The shocking findings from the Icelandic food and veterinary authority were reached after a number of dead whales shot using grenade tipped harpoons during last year’s hunts were examined.
Together with our conservation partner in Iceland, Hard To Port, we recently alerted government officials to disturbing evidence of grenade-tipped harpoons failing to explode when fired into fin whales during the last hunt season. Iceland’s minister of food, agriculture and fisheries, Svandís Svavarsdóttir, then issued a regulation requiring her officials to begin onboard vessel monitoring.
The new report shows that nearly 40% of the fin whales shot struggled for approximately 11 and a half minutes before death, whilst some took over an hour to die. Many had to be shot more than once with just under half of those killed failing to die instantly. One whale with a harpoon stuck in his or her body was found to have been chased for five hours without being killed.
Minister Svavarsdóttir, described the report as alarming. She stated that there is a need for a discussion in Iceland about the hunts and the ‘values we want to be known for’.
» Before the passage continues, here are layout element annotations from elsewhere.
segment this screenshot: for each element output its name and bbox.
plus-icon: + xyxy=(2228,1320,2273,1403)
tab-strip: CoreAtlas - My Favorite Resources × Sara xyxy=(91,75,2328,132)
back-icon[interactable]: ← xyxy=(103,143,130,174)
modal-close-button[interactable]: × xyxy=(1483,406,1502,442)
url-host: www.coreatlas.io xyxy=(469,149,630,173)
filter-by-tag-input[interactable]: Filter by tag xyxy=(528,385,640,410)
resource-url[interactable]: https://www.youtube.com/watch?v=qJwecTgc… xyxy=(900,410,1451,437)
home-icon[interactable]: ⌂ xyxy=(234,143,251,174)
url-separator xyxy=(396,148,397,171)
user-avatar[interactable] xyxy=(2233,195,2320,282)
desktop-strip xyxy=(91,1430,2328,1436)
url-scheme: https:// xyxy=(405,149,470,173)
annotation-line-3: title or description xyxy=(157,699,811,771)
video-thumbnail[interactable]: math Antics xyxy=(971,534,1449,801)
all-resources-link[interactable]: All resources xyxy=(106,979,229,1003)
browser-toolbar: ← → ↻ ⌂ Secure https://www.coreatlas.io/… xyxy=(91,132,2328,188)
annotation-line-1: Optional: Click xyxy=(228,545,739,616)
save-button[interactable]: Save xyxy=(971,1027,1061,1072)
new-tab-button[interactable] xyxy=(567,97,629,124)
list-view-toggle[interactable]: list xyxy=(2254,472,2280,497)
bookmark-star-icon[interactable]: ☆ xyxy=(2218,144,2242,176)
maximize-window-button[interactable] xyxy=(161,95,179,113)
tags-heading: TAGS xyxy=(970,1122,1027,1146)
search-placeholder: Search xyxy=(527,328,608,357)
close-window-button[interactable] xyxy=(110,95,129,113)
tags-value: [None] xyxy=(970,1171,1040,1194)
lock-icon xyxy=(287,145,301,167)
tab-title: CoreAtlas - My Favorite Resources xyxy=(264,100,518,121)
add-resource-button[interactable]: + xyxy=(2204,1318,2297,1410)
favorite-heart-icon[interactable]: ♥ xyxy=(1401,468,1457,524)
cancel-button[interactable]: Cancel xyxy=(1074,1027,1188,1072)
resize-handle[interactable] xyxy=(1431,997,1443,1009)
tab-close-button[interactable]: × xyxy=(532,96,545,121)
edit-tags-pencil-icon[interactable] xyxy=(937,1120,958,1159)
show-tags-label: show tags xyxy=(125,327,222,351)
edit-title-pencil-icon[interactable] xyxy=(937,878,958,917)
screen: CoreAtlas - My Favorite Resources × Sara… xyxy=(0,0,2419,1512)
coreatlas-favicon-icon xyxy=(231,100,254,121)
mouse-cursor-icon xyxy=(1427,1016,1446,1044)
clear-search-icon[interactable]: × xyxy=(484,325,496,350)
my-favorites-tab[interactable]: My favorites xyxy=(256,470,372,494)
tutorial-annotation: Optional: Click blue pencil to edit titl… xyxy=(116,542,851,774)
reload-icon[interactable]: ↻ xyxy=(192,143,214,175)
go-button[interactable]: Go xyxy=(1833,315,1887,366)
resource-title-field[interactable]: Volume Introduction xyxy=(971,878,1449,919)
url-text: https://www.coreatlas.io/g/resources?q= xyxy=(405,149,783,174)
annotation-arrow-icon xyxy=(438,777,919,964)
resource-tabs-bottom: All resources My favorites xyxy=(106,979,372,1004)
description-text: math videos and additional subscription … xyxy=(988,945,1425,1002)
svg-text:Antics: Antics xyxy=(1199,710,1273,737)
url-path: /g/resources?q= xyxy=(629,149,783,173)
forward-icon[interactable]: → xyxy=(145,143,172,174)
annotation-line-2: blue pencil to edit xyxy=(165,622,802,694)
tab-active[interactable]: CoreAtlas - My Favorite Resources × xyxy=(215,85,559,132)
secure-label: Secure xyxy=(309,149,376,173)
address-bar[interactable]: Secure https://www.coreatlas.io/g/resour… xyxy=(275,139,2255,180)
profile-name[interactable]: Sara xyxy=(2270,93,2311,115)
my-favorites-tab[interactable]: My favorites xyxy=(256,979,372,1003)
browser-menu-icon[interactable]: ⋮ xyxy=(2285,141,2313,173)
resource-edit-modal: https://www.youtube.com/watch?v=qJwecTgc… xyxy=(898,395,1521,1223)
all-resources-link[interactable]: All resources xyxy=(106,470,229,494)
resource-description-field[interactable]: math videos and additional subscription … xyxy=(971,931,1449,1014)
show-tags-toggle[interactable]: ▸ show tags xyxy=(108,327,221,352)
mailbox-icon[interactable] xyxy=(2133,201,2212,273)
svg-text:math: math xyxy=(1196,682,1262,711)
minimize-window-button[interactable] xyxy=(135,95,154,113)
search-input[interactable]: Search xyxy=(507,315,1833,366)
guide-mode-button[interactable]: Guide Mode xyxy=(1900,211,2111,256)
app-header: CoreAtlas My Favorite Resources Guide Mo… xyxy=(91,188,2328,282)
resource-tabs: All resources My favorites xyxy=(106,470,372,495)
‘I believe that industries incapable of guaranteeing animal welfare should be considered part of our past rather than our future’, she said. ‘This report, along with the expert council on animal welfare’s findings, will serve as essential background material for making decisions about the future of whaling post 2023.’
The minister has previously cast doubt over the future of the hunts in Iceland, saying that there is now little justification for authorizing whaling. She also stated that whaling has damaged Iceland's reputation and negatively affected exports, comments echoed by the Icelandic Tourist Board.
But doubts remain over the hunts being stopped immediately. ‘These devastating findings confirm that whaling in Iceland should end now’ said Astrid Fuchs, WDC anti whaling campaigner. ‘The hunting ships are currently being made ready to start hunting in June. However, the minister allegedly currently sees no legal basis for preventing this, since the license has already been granted.’
Fin whales are listed as ‘vulnerable’ by the International Union for Conservation of Nature (IUCN) but 148 were killed in the Icelandic hunts last year. With little demand for the meat and growing scientific evidence of the important role whales play in helping to fight climate breakdown, it makes no sense to continue with this cruel slaughter.